I confessed to my crush in preschool. Unfortunately, she rejected me. I just carried on and got right back to teaching.

King

A king ordered to execute a gay man.

The gay man came and said, "Please don't behead me, have pity!" The king replied, "I will have pity because I will impale you, let you enjoy your last moments."

Voice

If you don't have big Nyash,

Lower your voice while talking to me, you Mau Mau warrior. 😂😂😂

Cow

Holy cow!

A pair of cows were talking in the field. One says, “Have you heard about the mad cow disease that’s going around?”

“Yeah,” the other cow says. “Makes me glad I’m a penguin.”

Memes

Vampire

See, this is the best thing about no such thing as vampires because I'd be the first person to say drinks are on me.

Deez

Me: Hey! Look at my drawing of deez!

My babysitter: Very nice!

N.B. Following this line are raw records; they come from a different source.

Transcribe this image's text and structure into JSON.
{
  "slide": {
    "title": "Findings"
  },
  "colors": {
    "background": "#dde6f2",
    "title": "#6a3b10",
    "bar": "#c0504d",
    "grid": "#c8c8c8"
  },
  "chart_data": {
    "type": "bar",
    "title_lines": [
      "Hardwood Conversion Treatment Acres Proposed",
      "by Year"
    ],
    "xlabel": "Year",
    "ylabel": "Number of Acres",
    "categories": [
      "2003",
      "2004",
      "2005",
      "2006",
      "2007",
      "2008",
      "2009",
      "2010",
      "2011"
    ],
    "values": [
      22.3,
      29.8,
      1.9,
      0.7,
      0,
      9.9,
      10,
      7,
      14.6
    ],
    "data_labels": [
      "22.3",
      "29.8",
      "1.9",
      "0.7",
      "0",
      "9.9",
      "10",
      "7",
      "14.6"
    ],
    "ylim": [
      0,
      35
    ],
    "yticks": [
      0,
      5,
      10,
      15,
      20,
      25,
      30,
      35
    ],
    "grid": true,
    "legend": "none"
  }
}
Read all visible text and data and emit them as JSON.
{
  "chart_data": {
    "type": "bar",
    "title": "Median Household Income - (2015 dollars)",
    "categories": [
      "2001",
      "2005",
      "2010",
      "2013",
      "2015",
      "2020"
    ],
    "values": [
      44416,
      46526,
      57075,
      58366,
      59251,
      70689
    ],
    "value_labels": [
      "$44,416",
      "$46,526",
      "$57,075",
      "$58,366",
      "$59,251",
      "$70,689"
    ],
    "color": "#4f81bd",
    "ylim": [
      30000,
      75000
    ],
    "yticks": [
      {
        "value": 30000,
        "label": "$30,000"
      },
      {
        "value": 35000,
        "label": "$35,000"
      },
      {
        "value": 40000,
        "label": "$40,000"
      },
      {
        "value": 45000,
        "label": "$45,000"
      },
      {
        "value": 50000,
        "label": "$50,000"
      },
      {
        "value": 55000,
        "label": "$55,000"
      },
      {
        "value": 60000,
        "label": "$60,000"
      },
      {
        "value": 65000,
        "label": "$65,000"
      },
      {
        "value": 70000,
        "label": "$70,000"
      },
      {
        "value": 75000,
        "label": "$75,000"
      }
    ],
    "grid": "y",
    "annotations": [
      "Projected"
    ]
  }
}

But, uh, what’s deez?

Me: (¬‿¬)

Accident

Me: Hey, were you born on a highway?

My enemy: Uh, no, why?

Me: Because that’s where most accidents happen.

Life

My mom: Your life could be worse. You could be Tracy Latimer.

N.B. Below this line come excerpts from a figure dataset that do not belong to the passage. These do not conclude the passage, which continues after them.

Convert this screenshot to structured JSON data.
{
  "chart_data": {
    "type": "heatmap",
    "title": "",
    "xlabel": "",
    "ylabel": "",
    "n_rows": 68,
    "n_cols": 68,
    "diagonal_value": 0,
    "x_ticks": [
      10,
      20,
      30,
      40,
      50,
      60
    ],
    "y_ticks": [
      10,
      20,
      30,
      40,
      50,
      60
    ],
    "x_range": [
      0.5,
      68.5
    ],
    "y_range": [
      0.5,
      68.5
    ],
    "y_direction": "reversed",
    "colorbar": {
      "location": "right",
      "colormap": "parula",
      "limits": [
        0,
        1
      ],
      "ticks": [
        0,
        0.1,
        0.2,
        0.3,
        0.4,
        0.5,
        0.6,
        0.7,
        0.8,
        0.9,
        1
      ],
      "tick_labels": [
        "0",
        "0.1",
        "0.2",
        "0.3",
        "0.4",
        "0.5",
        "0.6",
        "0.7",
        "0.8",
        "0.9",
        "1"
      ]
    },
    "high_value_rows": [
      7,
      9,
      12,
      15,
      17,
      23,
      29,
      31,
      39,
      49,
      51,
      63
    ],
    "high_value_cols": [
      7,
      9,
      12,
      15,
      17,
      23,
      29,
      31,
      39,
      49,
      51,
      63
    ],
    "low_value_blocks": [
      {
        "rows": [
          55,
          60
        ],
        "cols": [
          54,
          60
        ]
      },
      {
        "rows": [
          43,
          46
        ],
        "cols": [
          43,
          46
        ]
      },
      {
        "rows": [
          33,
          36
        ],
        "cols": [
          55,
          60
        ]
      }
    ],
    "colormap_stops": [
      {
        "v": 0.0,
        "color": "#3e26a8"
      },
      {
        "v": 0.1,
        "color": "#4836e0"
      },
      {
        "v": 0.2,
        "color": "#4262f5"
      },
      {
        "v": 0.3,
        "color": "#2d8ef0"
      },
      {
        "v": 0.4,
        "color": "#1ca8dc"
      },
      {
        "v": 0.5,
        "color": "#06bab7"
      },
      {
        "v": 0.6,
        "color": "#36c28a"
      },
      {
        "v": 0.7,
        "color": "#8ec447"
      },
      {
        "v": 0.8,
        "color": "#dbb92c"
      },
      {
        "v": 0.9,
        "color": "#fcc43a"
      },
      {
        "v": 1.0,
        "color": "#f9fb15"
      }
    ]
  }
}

Me: I wish I were Tracy Latimer, then someone would kill me.

9/11

Is it me, or was 9/11 too plane? I thought it would be more exciting.

Water Fight

The neighbor’s children challenged me to a water fight.

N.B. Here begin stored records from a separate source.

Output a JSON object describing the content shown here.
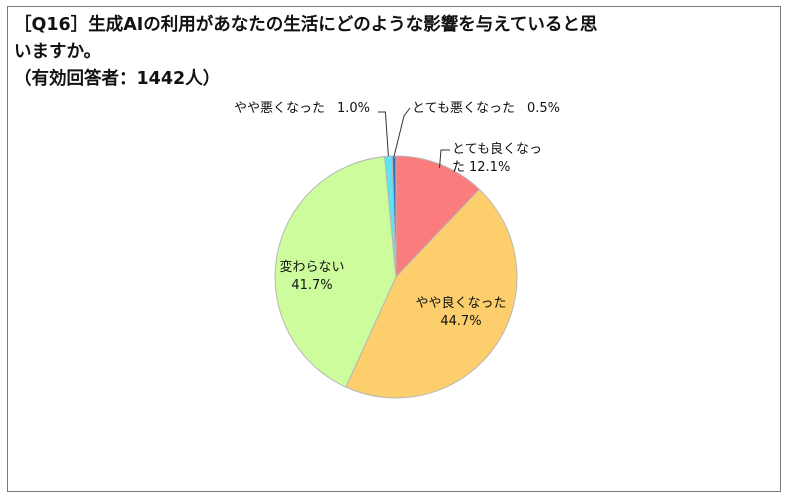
{
  "title_lines": [
    "［Q16］生成AIの利用があなたの生活にどのような影響を与えていると思",
    "いますか。",
    "（有効回答者：1442人）"
  ],
  "chart_data": {
    "type": "pie",
    "slices": [
      {
        "label": "とても良くなった",
        "value": 12.1,
        "display": "12.1%",
        "color": "#fb7c7c"
      },
      {
        "label": "やや良くなった",
        "value": 44.7,
        "display": "44.7%",
        "color": "#fcce6c"
      },
      {
        "label": "変わらない",
        "value": 41.7,
        "display": "41.7%",
        "color": "#ccfc9c"
      },
      {
        "label": "やや悪くなった",
        "value": 1.0,
        "display": "1.0%",
        "color": "#5ce4f4"
      },
      {
        "label": "とても悪くなった",
        "value": 0.5,
        "display": "0.5%",
        "color": "#3b6fbf"
      }
    ],
    "start": "12 o'clock",
    "direction": "clockwise",
    "legend": "none",
    "labels": "outside with leader lines for small slices"
  }
}
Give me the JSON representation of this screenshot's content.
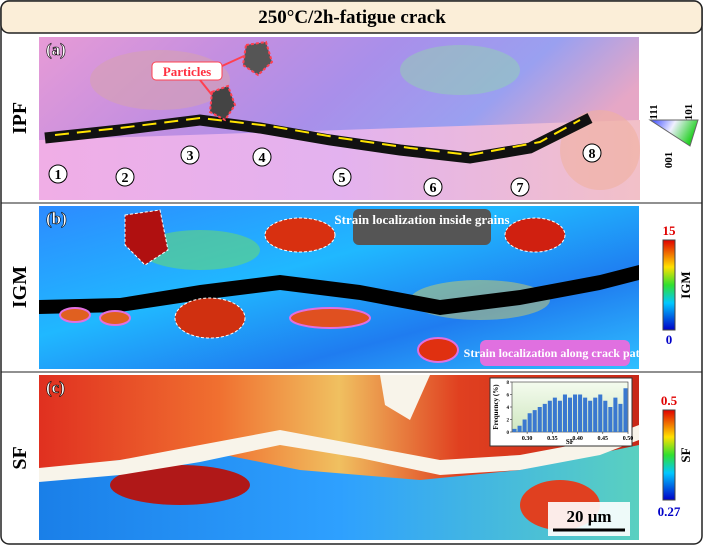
{
  "title": "250°C/2h-fatigue crack",
  "panels": [
    {
      "label": "(a)",
      "row_label": "IPF",
      "annotations": [
        "Particles"
      ],
      "grain_numbers": [
        "1",
        "2",
        "3",
        "4",
        "5",
        "6",
        "7",
        "8"
      ],
      "legend": {
        "top_left": "111",
        "top_right": "101",
        "bottom": "001"
      }
    },
    {
      "label": "(b)",
      "row_label": "IGM",
      "annotations": [
        "Strain localization inside grains",
        "Strain localization along crack path"
      ],
      "legend": {
        "max": "15",
        "min": "0",
        "title": "IGM"
      }
    },
    {
      "label": "(c)",
      "row_label": "SF",
      "scale_bar": "20 μm",
      "legend": {
        "max": "0.5",
        "min": "0.27",
        "title": "SF"
      },
      "inset": {
        "type": "histogram",
        "x_label": "SF",
        "y_label": "Frequency (%)",
        "bins": [
          0.27,
          0.28,
          0.29,
          0.3,
          0.31,
          0.32,
          0.33,
          0.34,
          0.35,
          0.36,
          0.37,
          0.38,
          0.39,
          0.4,
          0.41,
          0.42,
          0.43,
          0.44,
          0.45,
          0.46,
          0.47,
          0.48,
          0.49,
          0.5
        ],
        "values": [
          0.5,
          1,
          2,
          3,
          3.5,
          4,
          4.5,
          5,
          5.5,
          5,
          6,
          5.5,
          6,
          6,
          5.5,
          5,
          5.5,
          6,
          5,
          4,
          5.5,
          4.5,
          7
        ],
        "xlim": [
          0.27,
          0.5
        ],
        "ylim": [
          0,
          8
        ],
        "xticks": [
          {
            "value": 0.3,
            "label": "0.30"
          },
          0.35,
          {
            "value": 0.4,
            "label": "0.40"
          },
          0.45,
          {
            "value": 0.5,
            "label": "0.50"
          }
        ],
        "yticks": [
          0,
          2,
          4,
          6,
          8
        ]
      }
    }
  ]
}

I’m just checking my Facebook quickly before the kettle boils.

Dyslexic

I'm dyslexic. My sister was reading, "What's the book?" I asked. She showed me the cover. "You reading 'The Scared Bull'?" I asked. She started laughing. "No, 'The Sacred Bull'!"

Plane

If 9/11 happened again, I want to share a selfie of me flying that plane.

Karate

I was doing some karate the other day at the studio.

They kicked me out because I was doing “kungi fui.”

Restaurant

One time I was playing a bongo at a Chinese restaurant.

But they were competing against a Cuban restaurant and killed me.

Bitch

Hey guys! Just a reminder that the guy below me is a crying bitch! Have a good day!